The Apostle Paul wasn't a pessimist or a negative person. By all biblical accounts he wasn't comfortable in the darker emotional sides of life. We know he lived in a dangerous, threatening world and often experienced the mean streets of being a Christ follower. He had scars and evidences of hard living. Scribbled in the margins of his honestly written accounts, however, are notations of encouragement, joy, peace, hope, gratitude, and personal strength. In one thrilling letter he wrote what could be considered his most perplexing and confusing confession: "when I am weak, I am strong" (2 Corinthians 12:10, ESV). You see, Paul understood the concept of weakness in it's broadest context. He knew that humans are basically spiritually weak, and can experience occasions of emotional and physical weakness as well. His oxymoron about being weak and being strong addresses his understanding of trust. When we are at the ends of self we can trust God. Ah, yes! Then we are strong.
Paul had lived much of his life under the delusion of spiritual strength. As a Pharisee and son of a Pharisee he knew the perks of position in the ancient Jewish world. That he was a persecutor of the early Christian community testifies to his first-hand experience of what he thought was spiritual strength. When he met Jesus Christ on the road to Damascus he began a reversed learning curve that dispossessed him of such notions. Everything he had valued as worthy became meaningless. He counted everything as loss compared to knowing Christ (Philippians 3:8, ESV). What he had seen as strength became rubbish. Suddenly, he knew the absolute weakness of the human condition even with the advantages afforded him by privilege. He learned that we humans can accomplish nothing spiritual without the abiding Christ.
The confession of discovering strength in his human weakness is a profound lesson for spiritually weak humans. In his previous life Paul practiced a works oriented system to establish and maintain personal meaning, worth, and strength. The new Paul understood that his natural, innate spiritual weakness was an occasion to rely and depend on the strength provided by God. He had moved self out of the way so that he could trust God in every area of life. This is the only remedy for human spiritual weakness. In this sense, when we are weak, we are strong. Acknowledging human weakness is the doorway to a trusting reliance on God's provision of strength for every occasion of human experience. His entire thought about this miracle is encouraging, and challenging---
But he said to me, “My grace is sufficient for you, for my power is made perfect in
weakness.” Therefore I will boast all the more gladly of my weaknesses, so that the
power of Christ may rest upon me. For the sake of Christ, then, I am content with
weaknesses, insults, hardships, persecutions, and calamities. For when I am weak, then
I am strong.
2 Corinthians 12:9-10, ESV
The encouragement is that the Father's grace is sufficient for us. Paul understood this trust element as a certainty of his grace---the grace that saved him and the grace that sustained him daily. This grace gave him the strength to endure the thorn in the flesh he prayed three times for God to remove. The challenge is for self-centered humans to allow the power of Christ to rest upon us and therefore be the source of our strength. This challenge extends in human experience when we become content in the rigors of life, especially those connected to the living out of our faith.

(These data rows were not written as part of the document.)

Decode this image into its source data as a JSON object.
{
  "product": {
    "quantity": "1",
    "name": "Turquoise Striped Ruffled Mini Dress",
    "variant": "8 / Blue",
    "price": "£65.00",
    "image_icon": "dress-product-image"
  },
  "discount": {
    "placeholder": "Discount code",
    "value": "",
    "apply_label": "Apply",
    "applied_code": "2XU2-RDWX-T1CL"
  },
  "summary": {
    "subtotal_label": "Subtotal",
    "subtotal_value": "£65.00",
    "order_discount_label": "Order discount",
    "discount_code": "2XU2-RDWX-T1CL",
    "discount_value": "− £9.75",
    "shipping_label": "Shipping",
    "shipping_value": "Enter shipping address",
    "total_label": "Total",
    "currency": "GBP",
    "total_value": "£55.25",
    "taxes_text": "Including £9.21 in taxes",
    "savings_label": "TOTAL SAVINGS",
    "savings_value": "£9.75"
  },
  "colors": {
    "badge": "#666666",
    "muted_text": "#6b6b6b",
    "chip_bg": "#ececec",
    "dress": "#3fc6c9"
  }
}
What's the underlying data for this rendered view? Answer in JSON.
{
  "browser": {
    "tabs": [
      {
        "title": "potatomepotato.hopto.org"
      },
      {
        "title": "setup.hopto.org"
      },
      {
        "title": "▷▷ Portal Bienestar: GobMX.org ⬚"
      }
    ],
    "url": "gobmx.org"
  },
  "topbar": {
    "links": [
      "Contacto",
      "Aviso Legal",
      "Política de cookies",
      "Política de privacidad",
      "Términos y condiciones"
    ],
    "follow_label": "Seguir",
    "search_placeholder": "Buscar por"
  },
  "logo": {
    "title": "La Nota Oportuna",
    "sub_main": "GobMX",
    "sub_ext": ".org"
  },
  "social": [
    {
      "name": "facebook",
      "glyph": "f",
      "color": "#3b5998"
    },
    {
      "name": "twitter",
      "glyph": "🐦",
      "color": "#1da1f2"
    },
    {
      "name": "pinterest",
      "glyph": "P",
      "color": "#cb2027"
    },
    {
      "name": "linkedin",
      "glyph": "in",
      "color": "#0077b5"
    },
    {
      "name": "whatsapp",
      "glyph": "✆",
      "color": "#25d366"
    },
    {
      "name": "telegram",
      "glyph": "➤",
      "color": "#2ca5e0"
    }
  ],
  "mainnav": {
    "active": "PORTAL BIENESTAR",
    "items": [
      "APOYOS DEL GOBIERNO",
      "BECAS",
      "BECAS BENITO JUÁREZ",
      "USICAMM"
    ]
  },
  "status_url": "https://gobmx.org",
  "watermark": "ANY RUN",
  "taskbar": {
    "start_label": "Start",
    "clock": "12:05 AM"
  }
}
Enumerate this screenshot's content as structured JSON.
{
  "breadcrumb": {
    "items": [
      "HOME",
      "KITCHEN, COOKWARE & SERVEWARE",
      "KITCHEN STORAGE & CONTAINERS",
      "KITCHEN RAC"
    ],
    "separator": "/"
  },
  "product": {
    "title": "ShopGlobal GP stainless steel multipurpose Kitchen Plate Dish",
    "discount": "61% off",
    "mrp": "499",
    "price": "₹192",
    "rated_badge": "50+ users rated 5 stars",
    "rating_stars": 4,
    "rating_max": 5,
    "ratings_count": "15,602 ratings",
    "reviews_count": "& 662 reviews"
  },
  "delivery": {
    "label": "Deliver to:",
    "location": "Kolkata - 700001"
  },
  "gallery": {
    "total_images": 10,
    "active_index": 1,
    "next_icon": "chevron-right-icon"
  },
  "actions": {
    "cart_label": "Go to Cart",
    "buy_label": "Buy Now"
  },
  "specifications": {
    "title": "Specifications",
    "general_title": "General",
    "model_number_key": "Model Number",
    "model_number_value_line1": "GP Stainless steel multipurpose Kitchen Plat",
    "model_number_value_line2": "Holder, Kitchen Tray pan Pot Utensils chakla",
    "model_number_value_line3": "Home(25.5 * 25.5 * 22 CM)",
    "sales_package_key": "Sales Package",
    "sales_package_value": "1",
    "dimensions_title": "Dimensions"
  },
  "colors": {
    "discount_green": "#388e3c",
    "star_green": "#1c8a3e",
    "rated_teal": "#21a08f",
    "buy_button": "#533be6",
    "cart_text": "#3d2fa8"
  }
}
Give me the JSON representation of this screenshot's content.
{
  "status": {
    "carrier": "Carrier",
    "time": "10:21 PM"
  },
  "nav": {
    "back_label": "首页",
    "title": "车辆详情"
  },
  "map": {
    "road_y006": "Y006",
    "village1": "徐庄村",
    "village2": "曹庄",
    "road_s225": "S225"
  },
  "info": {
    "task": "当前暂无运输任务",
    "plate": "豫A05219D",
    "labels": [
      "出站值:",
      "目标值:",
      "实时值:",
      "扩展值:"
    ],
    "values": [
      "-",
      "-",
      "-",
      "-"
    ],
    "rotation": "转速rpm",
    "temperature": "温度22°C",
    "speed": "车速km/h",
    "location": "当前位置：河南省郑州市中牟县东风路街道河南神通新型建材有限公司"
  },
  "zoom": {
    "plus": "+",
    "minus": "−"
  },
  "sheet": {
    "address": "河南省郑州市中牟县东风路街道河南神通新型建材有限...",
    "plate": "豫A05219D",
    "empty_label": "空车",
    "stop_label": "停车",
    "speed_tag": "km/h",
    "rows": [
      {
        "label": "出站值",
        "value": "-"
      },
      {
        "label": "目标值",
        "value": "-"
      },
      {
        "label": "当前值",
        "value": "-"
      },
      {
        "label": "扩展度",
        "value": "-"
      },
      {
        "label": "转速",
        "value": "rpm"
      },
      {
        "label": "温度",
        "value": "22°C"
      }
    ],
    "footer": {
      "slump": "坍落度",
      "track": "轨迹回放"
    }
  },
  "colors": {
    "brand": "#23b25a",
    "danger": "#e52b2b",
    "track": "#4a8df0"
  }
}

Is redemption possible to weak humans? Yes, only through the provision of his grace. Are we weak humans able to navigate real life, that is, a life where doubt, uncertainty, sinful behaviors, relational crises, parenting, careers, living in a secular world, and so many other intrigues confront and test everything we believe? Once again, the answer is yes, without doubt. But, trusting the power God provides in Christ is our only escape from the spiritual weakness that defines our species in those circumstances.
The trust thing is my greatest daily challenge. Like so many others, especially us boomers, my tendency in times of trial or hardship is to work my way through them, to devise clever answers for my predicaments, slick maneuvers and leadership grids and programmed steps around the mystifying realities of twenty-first century life. When I am weak there are usually strength calisthenics or training exercises to equip me for the road forward. Like Paul I ultimately discover the flimsiness of my systems. This human frailty is one of the lingering realities of those of us in the "Between 65 and Death" stage of life, the elephant in our bathtub. God's grace empowers us to shoulder these changes of mind and body with certainty and strength.
That's when he shows me, again, the trust for the shape I'm in. And, that's the real deal when spiritual weakness comes knocking.